Come fare per spingere questo cambiamento? Come portare la parità nel mercato del lavoro e nelle case? L’Organizzazione Internazionale del Lavoro ha stimato che ci vorranno 204 anni prima di arrivare a registrare le stesse ore impiegate da donne e uomini nel lavoro retribuito e in quello non retribuito. Se le cose continuano così, la parità nell’uso del tempo nella maggioranza delle case arriverà nel 2228. Ma il cambiamento può essere accelerato, rimuovendo i fattori politici e sociali che lo rallentano. Come? Proponendo una vera e propria rivoluzione nelle politiche pubbliche, partendo da congedi di maternità e paternità perfettamente paritari, più generosi e inseriti in un sistema di politiche fiscali e servizi territoriali integrati per il sostegno alla genitorialità, che facciano sì che l’uso dei nuovi congedi sia effettivamente paritario.
Impossibile? Non lo è se si guarda all’estero.
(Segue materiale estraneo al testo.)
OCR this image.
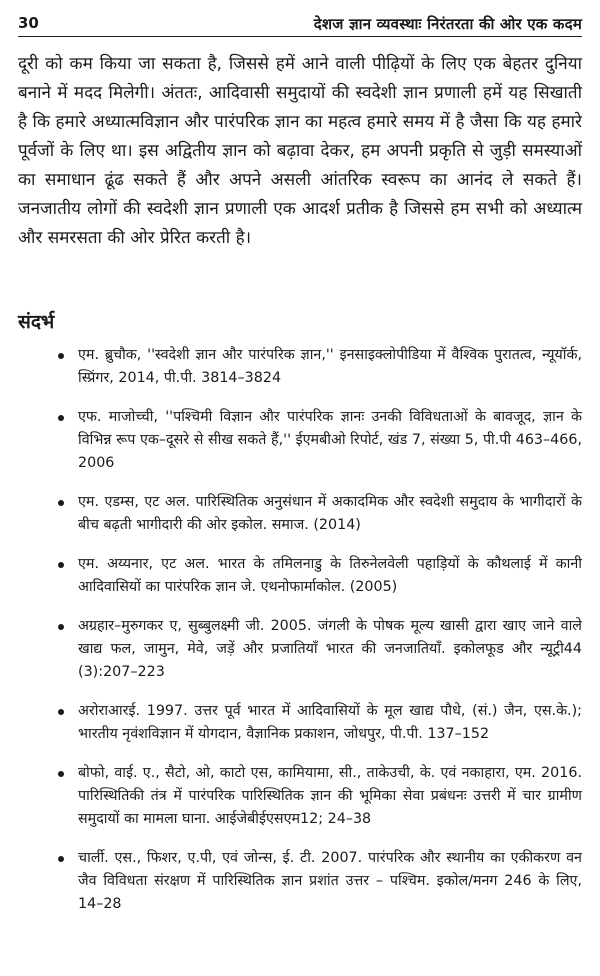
30	देशज ज्ञान व्यवस्थाः निरंतरता की ओर एक कदम

दूरी को कम किया जा सकता है, जिससे हमें आने वाली पीढ़ियों के लिए एक बेहतर दुनिया बनाने में मदद मिलेगी। अंततः, आदिवासी समुदायों की स्वदेशी ज्ञान प्रणाली हमें यह सिखाती है कि हमारे अध्यात्मविज्ञान और पारंपरिक ज्ञान का महत्व हमारे समय में है जैसा कि यह हमारे पूर्वजों के लिए था। इस अद्वितीय ज्ञान को बढ़ावा देकर, हम अपनी प्रकृति से जुड़ी समस्याओं का समाधान ढूंढ सकते हैं और अपने असली आंतरिक स्वरूप का आनंद ले सकते हैं। जनजातीय लोगों की स्वदेशी ज्ञान प्रणाली एक आदर्श प्रतीक है जिससे हम सभी को अध्यात्म और समरसता की ओर प्रेरित करती है।

संदर्भ
एम. ब्रुचौक, ''स्वदेशी ज्ञान और पारंपरिक ज्ञान,'' इनसाइक्लोपीडिया में वैश्विक पुरातत्व, न्यूयॉर्क, स्प्रिंगर, 2014, पी.पी. 3814–3824
एफ. माजोच्ची, ''पश्चिमी विज्ञान और पारंपरिक ज्ञानः उनकी विविधताओं के बावजूद, ज्ञान के विभिन्न रूप एक–दूसरे से सीख सकते हैं,'' ईएमबीओ रिपोर्ट, खंड 7, संख्या 5, पी.पी 463–466, 2006
एम. एडम्स, एट अल. पारिस्थितिक अनुसंधान में अकादमिक और स्वदेशी समुदाय के भागीदारों के बीच बढ़ती भागीदारी की ओर इकोल. समाज. (2014)
एम. अय्यनार, एट अल. भारत के तमिलनाडु के तिरुनेलवेली पहाड़ियों के कौथलाई में कानी आदिवासियों का पारंपरिक ज्ञान जे. एथनोफार्माकोल. (2005)
अग्रहार–मुरुगकर ए, सुब्बुलक्ष्मी जी. 2005. जंगली के पोषक मूल्य खासी द्वारा खाए जाने वाले खाद्य फल, जामुन, मेवे, जड़ें और प्रजातियाँ भारत की जनजातियाँ. इकोलफूड और न्यूट्री44 (3):207–223
अरोराआरई. 1997. उत्तर पूर्व भारत में आदिवासियों के मूल खाद्य पौधे, (सं.) जैन, एस.के.); भारतीय नृवंशविज्ञान में योगदान, वैज्ञानिक प्रकाशन, जोधपुर, पी.पी. 137–152
बोफो, वाई. ए., सैटो, ओ, काटो एस, कामियामा, सी., ताकेउची, के. एवं नकाहारा, एम. 2016. पारिस्थितिकी तंत्र में पारंपरिक पारिस्थितिक ज्ञान की भूमिका सेवा प्रबंधनः उत्तरी में चार ग्रामीण समुदायों का मामला घाना. आईजेबीईएसएम12; 24–38
चार्ली. एस., फिशर, ए.पी, एवं जोन्स, ई. टी. 2007. पारंपरिक और स्थानीय का एकीकरण वन जैव विविधता संरक्षण में पारिस्थितिक ज्ञान प्रशांत उत्तर – पश्चिम. इकोल/मनग 246 के लिए, 14–28
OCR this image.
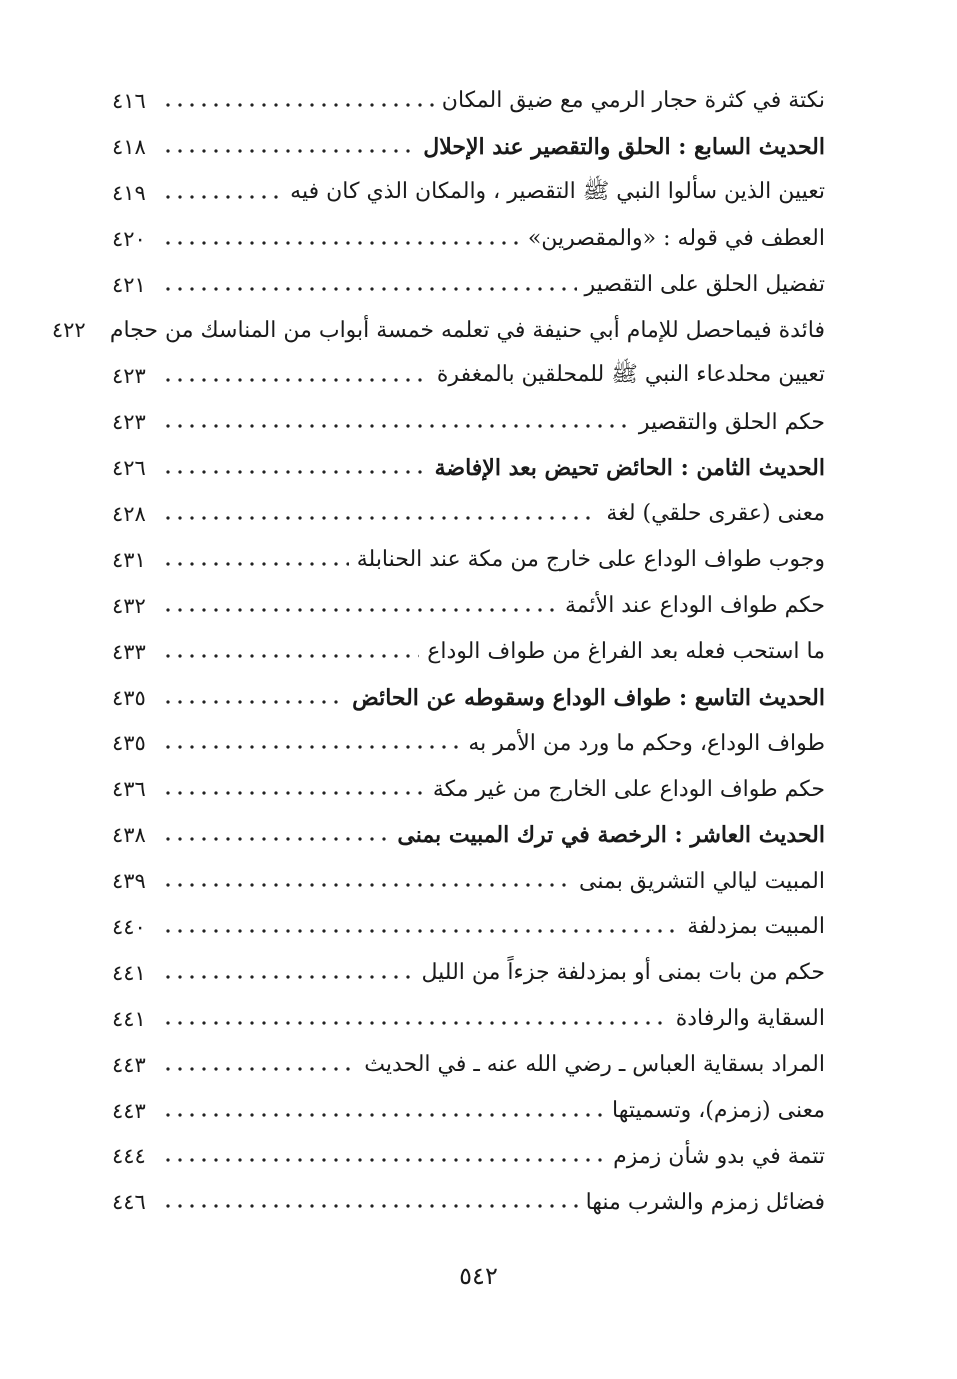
نكتة في كثرة حجار الرمي مع ضيق المكان
٤١٦
الحديث السابع : الحلق والتقصير عند الإحلال
٤١٨
تعيين الذين سألوا النبي ﷺ التقصير ، والمكان الذي كان فيه
٤١٩
العطف في قوله : «والمقصرين»
٤٢٠
تفضيل الحلق على التقصير
٤٢١
فائدة فيماحصل للإمام أبي حنيفة في تعلمه خمسة أبواب من المناسك من حجام
٤٢٢
تعيين محلدعاء النبي ﷺ للمحلقين بالمغفرة
٤٢٣
حكم الحلق والتقصير
٤٢٣
الحديث الثامن : الحائض تحيض بعد الإفاضة
٤٢٦
معنى (عقرى حلقي) لغة
٤٢٨
وجوب طواف الوداع على خارج من مكة عند الحنابلة
٤٣١
حكم طواف الوداع عند الأئمة
٤٣٢
ما استحب فعله بعد الفراغ من طواف الوداع
٤٣٣
الحديث التاسع : طواف الوداع وسقوطه عن الحائض
٤٣٥
طواف الوداع، وحكم ما ورد من الأمر به
٤٣٥
حكم طواف الوداع على الخارج من غير مكة
٤٣٦
الحديث العاشر : الرخصة في ترك المبيت بمنى
٤٣٨
المبيت ليالي التشريق بمنى
٤٣٩
المبيت بمزدلفة
٤٤٠
حكم من بات بمنى أو بمزدلفة جزءاً من الليل
٤٤١
السقاية والرفادة
٤٤١
المراد بسقاية العباس ـ رضي الله عنه ـ في الحديث
٤٤٣
معنى (زمزم)، وتسميتها
٤٤٣
تتمة في بدو شأن زمزم
٤٤٤
فضائل زمزم والشرب منها
٤٤٦
٥٤٢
E non c’è bisogno di guardare alla piccola e paritaria Finlandia. Anche nella tradizionale e familista Spagna la rivoluzione è in atto, grazie alla coraggiosa riforma del governo Sanchez, che ha introdotto 16 settimane di congedi non trasferibili per le madri e per i padri.
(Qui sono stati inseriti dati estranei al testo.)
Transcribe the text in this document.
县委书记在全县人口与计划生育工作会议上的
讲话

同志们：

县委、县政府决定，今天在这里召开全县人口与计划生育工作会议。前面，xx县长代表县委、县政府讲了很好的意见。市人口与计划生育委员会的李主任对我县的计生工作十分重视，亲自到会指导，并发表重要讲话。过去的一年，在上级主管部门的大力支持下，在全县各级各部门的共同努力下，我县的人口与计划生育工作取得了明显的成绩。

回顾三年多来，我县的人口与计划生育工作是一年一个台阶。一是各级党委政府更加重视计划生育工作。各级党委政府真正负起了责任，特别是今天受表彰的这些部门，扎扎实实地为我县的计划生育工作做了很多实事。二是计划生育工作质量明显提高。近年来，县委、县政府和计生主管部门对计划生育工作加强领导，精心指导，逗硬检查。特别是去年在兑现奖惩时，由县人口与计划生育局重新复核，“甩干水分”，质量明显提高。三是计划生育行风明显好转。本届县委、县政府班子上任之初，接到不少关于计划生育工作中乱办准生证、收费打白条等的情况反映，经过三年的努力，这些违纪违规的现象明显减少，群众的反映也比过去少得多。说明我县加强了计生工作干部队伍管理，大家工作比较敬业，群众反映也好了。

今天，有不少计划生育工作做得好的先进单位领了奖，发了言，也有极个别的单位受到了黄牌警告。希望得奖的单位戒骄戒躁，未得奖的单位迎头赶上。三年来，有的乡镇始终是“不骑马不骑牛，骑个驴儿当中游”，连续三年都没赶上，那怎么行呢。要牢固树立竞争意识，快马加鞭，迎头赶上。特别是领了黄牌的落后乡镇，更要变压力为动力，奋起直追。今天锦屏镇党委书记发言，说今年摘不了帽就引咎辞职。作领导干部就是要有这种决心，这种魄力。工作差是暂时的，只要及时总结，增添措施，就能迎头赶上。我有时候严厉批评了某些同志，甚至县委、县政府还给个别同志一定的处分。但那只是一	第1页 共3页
La riforma dei congedi che proponiamo per l’Italia fa leva su alcuni elementi imprescindibili e si estende a tutte le famiglie. Servono congedi di genitorialità paritari tra tutti i genitori, indipendentemente dal genere. Questo significa che i genitori (o in determinate condizioni gli altri adulti di riferimento) hanno diritto allo stesso periodo di congedo, con le stesse condizioni e benefici. I congedi, poi, devono essere agganciati a un’indennità economica generosa, con la componente obbligatoria coperta al 100% del reddito da lavoro e quella facoltativa almeno all’80% (oggi è generalmente al 30%). Questo sia per ragioni di giustizia sociale, sia per ragioni di genitorialità condivisa, dato che la condivisione avviene di più quando non implica rinunce allo stipendio. I congedi devono essere non trasferibili tra i genitori, per incentivarne un uso equo e promuovere una vera condivisione delle responsabilità familiari. Inoltre, anche alla luce delle esperienze internazionali, devono essere salvaguardati periodi minimi nei quali entrambi i genitori agiscono come caregivers principali, evitando sovrapposizioni e promuovendo una cura condivisa e attiva. I padri non devono essere turisti della cura, ma parteciparvi attivamente. È importante, infine, riconoscere le difficoltà aggiuntive che possono trovarsi ad affrontare alcune famiglie, ad esempio quelle monogenitoriali o in cui sono presenti persone non autosufficienti, prevedendo misure più generose.
Le politiche pubbliche possono essere il volano della trasformazione che auspichiamo. Ma da sole non bastano. La rivoluzione della genitorialità condivisa ha bisogno di una diversa organizzazione del lavoro che liberi il tempo delle persone. Per dirla con Claudia Goldin, premio Nobel per l’economia nel 2023, la grande convergenza tra uomini e donne vivrà il suo “capitolo finale” quando i datori di lavoro la smetteranno di remunerare eccessivamente gli individui che lavorano tante ore, in certe particolari fasce orarie e con disponibilità senza limiti. Il tempo deve essere remunerato (e bilanciato) diversamente, per tutte e per tutti. A questo dobbiamo tendere per avere genitori alla pari.